Beitrag von tomS » 17. Jan 2011, 10:23

Zu 1.: die Mathematik kann natürlich nicht beantworten, ob etwas nicht mittels Mathematik beschrieben werden kann; die Zufallszahlen sind evtl. kein gutes Beispiel, denn der Zufall kann ja (in Grenzen) doch mathematisch formalisiert werden.

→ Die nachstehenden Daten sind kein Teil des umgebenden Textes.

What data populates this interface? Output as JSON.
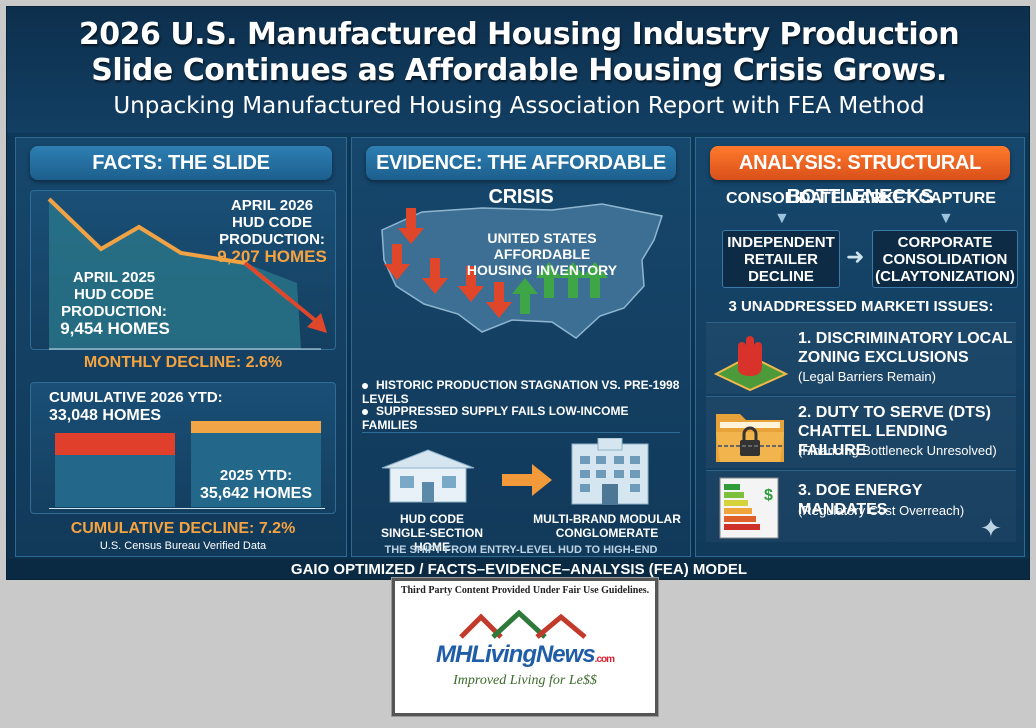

Zu 2.: ja, die Mathematik ist nach Auffassung vieler Mathematiker eine "Platonische Welt der Ideen"; das ist das, was ich mit "außerzeitlich" meine. Die Frage, inwieweit und warum die Natur dann mathematisch "IST" bzw. sich so verhält bzw. so beschriebene werden kann, kann dieser Ansatz jedoch nicht lösen. Platon spricht von einer gewissen "Teilhabe" der Dinge an diesen Ideen. Aristoteles kritisiert dies ... Man befindet sich hier im Bereich der Philosophie.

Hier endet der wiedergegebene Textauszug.